There is heritage value in that Richardson and Son Boat Building is said to have been the best known boat building firm in the Maritime Provinces for many decades. Beginning in the 1850's when Thomas Richardson built a small boat shop until the 1960's, five generations of the Richardson family constructed boats on this site. While initially they met the needs of the local herring/sardine fishery, eventually customers ranged from large corporations such as Connors Brothers, to weir fishermen, and later pleasure craft and yacht enthusiasts in the Maritimes and New England. This provided livelihood not only for the Richardson family, but for workers from nearby communities and the mainland. A collection of boat samples, equipment and other artefacts relating to this industry is on site.
The heritage value of Richardson and Son Boat Building is also embodied in the variety of styles, design and size of boats produced, and their use of new technologies of the day, from single dinghies and the “Deer Island Scale Boat" to “Pinky” schooners, many rigged and equipped to meet the specific needs of the client. Richardson’s son, George Everett Richardson (1859-1946), was the first boat builder in the area to use the half model as the basis for his boat designs. He was also the first builder in the area to use sawed timbers, which he steamed and bent into place.
Richardson and Son Boat Building is also recognized for its association with George Everett Richardson. George Everett Richardson, a community pillar, built a second 10.7 metre by 15.2 metre boat shop around 1880 on this site, largely digging and filling the foundation trench with rock by himself. George Everett Richardson, who had built a net boat by the age of twelve, became manager of the business and over the course of his life built over 1000 boats and yachts.

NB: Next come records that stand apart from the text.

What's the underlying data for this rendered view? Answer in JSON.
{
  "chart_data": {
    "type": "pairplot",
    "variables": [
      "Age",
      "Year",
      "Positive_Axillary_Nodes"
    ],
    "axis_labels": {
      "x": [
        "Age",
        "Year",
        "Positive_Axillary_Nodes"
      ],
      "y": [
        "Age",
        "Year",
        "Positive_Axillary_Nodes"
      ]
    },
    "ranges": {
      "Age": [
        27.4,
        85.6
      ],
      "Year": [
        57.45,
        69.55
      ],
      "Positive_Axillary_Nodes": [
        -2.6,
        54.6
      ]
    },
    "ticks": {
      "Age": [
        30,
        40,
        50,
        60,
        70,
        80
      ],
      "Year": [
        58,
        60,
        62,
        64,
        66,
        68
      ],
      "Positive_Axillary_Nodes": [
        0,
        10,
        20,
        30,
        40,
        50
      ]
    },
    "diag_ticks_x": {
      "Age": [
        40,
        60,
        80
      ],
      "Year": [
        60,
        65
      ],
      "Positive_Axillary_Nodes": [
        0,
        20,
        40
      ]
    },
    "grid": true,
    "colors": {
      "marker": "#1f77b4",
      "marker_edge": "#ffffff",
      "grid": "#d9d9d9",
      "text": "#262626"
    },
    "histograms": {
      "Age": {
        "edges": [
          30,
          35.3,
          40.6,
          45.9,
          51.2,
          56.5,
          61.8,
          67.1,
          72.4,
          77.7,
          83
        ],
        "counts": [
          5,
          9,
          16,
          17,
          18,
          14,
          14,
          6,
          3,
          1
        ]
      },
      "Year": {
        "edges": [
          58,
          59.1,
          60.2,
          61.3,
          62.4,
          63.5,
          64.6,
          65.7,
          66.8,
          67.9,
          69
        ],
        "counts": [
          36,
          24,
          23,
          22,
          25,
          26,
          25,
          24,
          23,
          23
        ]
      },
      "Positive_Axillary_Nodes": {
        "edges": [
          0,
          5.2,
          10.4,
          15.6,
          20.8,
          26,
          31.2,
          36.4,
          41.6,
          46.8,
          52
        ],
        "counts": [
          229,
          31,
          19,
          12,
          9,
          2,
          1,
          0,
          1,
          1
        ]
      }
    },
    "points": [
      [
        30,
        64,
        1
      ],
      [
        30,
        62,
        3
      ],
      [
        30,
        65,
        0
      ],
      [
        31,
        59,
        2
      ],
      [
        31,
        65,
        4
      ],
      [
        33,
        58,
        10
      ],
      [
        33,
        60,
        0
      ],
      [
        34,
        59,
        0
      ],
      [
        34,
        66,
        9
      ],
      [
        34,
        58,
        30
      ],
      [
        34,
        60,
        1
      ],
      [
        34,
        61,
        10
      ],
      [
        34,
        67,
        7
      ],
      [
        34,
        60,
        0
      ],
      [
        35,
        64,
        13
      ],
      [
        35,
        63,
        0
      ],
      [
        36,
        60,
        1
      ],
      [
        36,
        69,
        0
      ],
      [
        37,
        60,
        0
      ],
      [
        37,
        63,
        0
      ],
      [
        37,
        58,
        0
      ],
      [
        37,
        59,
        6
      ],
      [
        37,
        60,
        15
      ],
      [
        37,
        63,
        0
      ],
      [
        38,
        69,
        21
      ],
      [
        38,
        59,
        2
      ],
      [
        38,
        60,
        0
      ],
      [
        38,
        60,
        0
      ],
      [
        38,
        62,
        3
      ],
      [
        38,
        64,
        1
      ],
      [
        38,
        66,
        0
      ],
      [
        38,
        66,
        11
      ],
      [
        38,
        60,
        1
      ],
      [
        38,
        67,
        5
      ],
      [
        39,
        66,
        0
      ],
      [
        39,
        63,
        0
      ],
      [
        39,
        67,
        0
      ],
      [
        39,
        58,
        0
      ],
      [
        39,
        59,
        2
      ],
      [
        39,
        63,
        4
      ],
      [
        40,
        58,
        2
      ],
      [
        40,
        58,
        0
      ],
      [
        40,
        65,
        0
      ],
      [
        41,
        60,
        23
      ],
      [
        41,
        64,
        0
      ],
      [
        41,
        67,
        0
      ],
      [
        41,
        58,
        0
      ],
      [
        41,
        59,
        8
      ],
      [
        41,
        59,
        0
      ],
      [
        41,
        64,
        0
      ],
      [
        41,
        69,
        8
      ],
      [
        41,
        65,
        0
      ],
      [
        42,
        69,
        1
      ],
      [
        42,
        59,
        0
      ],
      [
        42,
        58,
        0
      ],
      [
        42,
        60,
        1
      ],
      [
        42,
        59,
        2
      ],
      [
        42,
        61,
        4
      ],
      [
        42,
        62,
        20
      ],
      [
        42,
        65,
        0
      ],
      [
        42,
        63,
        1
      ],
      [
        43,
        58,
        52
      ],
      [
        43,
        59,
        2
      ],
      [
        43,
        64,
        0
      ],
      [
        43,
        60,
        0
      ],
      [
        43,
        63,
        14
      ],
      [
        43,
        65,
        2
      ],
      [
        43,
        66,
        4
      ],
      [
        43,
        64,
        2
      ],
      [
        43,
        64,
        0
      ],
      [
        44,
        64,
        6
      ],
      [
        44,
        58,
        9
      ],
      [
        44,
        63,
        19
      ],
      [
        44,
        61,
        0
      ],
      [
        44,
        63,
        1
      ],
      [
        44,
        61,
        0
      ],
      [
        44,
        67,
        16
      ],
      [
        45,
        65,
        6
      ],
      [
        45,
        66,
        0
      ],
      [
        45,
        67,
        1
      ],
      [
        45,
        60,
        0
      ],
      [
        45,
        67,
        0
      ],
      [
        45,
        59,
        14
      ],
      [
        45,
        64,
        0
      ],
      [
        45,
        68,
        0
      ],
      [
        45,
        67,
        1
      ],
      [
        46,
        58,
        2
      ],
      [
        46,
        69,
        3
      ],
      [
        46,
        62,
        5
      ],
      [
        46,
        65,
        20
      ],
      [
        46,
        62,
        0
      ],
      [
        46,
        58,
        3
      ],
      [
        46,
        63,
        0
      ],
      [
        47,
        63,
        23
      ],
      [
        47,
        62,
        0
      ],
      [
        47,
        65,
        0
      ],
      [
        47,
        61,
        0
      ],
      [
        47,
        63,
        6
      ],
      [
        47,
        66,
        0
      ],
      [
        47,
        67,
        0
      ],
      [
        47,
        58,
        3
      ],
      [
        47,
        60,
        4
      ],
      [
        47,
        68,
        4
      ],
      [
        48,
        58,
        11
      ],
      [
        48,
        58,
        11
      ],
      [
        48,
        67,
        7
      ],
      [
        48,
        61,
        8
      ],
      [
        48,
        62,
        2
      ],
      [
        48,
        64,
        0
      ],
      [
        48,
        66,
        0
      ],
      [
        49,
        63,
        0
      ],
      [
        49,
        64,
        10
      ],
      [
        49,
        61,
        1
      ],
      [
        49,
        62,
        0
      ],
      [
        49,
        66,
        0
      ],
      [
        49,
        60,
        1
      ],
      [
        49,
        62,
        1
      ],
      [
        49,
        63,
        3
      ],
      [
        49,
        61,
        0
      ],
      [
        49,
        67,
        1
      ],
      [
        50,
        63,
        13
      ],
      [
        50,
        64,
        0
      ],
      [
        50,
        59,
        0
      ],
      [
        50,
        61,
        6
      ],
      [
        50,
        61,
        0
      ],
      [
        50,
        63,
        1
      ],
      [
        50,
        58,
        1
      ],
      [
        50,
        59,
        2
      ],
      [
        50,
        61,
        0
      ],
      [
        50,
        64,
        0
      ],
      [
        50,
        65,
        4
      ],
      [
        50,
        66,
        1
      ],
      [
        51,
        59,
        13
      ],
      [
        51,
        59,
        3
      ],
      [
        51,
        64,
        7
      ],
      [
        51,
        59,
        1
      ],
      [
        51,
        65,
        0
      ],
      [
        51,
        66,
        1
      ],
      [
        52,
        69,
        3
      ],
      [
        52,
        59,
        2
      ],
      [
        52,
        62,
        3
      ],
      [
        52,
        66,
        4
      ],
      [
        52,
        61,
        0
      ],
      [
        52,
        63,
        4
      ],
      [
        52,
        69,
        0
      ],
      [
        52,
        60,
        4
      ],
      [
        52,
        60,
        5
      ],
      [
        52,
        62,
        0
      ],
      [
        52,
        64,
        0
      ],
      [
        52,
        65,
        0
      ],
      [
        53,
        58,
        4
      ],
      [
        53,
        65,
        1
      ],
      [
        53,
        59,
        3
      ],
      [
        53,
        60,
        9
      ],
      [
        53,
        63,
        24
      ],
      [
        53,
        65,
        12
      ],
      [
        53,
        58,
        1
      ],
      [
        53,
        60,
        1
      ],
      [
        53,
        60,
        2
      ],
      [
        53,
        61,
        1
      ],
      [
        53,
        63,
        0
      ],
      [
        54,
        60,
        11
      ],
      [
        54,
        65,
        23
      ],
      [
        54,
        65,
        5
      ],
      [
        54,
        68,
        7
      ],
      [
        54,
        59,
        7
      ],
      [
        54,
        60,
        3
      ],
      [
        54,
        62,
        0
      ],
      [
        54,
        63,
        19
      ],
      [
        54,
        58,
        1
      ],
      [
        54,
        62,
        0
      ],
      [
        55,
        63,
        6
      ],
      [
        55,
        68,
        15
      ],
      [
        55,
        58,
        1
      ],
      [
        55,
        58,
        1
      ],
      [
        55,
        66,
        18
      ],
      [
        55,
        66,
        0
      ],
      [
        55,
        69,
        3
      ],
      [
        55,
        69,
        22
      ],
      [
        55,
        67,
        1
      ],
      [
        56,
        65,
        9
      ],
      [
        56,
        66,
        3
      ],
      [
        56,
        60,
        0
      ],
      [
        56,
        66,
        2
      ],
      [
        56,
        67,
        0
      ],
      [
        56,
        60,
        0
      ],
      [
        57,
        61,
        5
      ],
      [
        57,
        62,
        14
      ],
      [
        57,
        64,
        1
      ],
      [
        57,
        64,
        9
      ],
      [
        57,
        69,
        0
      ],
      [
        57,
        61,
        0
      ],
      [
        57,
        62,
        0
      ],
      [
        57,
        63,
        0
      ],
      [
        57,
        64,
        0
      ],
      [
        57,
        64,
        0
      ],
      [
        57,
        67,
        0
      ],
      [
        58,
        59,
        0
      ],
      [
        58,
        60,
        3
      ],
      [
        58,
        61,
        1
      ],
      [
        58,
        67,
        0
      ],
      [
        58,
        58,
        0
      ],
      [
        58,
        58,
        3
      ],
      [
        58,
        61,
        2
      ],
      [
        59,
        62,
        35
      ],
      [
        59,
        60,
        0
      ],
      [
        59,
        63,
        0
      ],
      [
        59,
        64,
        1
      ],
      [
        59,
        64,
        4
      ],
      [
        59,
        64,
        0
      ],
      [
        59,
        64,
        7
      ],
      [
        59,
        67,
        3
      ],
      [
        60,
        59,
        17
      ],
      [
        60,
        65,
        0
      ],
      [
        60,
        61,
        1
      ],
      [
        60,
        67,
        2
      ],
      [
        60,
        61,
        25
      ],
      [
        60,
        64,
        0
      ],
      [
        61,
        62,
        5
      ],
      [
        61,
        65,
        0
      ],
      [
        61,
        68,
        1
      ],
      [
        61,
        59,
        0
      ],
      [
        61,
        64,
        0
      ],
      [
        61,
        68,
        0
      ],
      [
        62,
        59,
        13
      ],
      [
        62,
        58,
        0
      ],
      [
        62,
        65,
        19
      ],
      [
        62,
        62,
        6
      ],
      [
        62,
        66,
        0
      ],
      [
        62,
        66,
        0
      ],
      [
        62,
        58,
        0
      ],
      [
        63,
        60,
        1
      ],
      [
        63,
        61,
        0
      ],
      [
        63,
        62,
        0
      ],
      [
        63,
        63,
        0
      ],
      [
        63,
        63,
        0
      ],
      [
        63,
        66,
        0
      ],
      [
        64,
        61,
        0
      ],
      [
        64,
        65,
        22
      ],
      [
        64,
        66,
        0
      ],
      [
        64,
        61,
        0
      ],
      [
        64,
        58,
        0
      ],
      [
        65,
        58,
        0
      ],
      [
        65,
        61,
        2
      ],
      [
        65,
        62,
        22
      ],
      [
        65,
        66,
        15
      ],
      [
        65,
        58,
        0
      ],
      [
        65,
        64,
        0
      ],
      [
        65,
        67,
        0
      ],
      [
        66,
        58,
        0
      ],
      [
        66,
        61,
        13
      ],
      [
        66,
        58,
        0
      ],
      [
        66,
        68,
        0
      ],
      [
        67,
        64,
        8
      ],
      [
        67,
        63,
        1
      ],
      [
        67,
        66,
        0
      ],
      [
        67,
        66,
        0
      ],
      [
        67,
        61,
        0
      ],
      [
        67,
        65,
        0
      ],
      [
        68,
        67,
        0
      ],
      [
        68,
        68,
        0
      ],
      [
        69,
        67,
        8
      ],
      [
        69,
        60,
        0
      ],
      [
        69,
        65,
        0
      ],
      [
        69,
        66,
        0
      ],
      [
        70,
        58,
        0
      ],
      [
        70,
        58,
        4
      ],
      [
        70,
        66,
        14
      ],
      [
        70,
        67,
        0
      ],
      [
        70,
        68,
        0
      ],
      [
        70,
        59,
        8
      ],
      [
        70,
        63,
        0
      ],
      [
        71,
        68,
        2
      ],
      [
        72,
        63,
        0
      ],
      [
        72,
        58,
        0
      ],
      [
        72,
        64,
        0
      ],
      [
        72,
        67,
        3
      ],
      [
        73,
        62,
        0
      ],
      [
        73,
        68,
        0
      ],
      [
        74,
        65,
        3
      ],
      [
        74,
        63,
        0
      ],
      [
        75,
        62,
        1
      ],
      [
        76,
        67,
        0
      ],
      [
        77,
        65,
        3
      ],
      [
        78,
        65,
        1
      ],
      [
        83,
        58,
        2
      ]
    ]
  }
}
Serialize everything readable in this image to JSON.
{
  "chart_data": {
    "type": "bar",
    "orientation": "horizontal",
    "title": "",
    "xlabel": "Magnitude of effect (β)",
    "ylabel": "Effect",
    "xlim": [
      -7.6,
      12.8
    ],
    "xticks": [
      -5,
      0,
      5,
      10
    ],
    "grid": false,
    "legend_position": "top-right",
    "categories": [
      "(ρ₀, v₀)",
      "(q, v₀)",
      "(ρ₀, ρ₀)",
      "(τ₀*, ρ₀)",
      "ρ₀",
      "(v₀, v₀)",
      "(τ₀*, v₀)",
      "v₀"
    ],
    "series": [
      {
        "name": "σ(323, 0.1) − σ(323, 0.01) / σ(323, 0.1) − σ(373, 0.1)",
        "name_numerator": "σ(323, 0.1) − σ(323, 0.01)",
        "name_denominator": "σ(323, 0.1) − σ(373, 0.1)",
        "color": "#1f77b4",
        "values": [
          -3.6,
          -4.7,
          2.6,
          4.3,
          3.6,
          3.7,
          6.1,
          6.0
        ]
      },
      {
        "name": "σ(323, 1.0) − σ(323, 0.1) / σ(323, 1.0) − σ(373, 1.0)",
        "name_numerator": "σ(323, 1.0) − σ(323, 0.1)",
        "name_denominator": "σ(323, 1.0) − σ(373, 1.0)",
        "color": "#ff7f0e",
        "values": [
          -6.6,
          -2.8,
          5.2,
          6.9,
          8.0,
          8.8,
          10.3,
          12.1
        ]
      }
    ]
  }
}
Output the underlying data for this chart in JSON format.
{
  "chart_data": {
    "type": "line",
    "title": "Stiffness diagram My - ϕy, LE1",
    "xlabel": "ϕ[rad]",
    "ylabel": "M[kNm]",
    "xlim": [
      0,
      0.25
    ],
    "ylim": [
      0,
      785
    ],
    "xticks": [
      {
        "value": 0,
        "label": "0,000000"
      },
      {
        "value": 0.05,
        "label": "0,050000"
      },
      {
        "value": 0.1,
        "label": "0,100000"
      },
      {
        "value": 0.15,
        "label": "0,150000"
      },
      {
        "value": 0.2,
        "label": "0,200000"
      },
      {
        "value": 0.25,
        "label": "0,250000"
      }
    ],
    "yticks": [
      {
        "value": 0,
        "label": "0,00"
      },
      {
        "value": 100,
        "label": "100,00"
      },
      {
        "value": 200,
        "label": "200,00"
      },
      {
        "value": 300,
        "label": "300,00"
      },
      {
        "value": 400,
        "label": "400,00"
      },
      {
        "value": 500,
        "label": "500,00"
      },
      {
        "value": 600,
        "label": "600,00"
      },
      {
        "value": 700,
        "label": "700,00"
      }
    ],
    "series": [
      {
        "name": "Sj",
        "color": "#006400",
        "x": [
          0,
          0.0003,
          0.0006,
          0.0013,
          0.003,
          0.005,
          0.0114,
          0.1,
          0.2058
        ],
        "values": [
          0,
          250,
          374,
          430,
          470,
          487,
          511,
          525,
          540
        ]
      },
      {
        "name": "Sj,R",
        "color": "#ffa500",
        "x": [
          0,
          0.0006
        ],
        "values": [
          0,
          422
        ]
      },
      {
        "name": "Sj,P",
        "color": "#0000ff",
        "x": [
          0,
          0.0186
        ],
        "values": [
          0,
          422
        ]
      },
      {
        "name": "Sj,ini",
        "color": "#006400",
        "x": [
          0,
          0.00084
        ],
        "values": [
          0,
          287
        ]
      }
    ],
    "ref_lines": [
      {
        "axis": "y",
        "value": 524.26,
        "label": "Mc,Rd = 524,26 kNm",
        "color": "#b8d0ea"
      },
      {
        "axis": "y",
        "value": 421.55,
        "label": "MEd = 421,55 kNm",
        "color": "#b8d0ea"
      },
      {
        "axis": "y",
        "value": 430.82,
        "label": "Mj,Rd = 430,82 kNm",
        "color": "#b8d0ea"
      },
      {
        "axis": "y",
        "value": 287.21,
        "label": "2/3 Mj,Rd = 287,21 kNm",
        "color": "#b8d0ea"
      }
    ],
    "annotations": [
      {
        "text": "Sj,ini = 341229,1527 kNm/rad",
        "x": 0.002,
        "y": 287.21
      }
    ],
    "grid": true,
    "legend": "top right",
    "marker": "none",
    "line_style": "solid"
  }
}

He had a reputation for building fast boats, important because of the perishable nature of the cargo, and of course for the races; a common form of entertainment for fisherman and one on which wagers and pride rested.
Source: Department of Wellness, Culture and Sport, Heritage Branch - Site File #87
The character-defining elements that relate to vestiges, intrinsic values of the boat building industry and the Richardson and Son Boat Building firm and the variety boats include:
- setting on a sloping lot nestled between outcrops on the shore of a small harbour protected by outer islets;
- built heritage including the boat shop of George Everett Richardson (1880), and related small buildings;
- the collapsed boat shop of Thomas Richardson (that he rebuilt and relocated to current location after Saxby Gale of 1869);
- vestiges of structures such as wharves and slips;
- the context and spatial relationship of buildings, structures, vestiges and the landscape;
- collection of on-site boats, equipment and artefacts.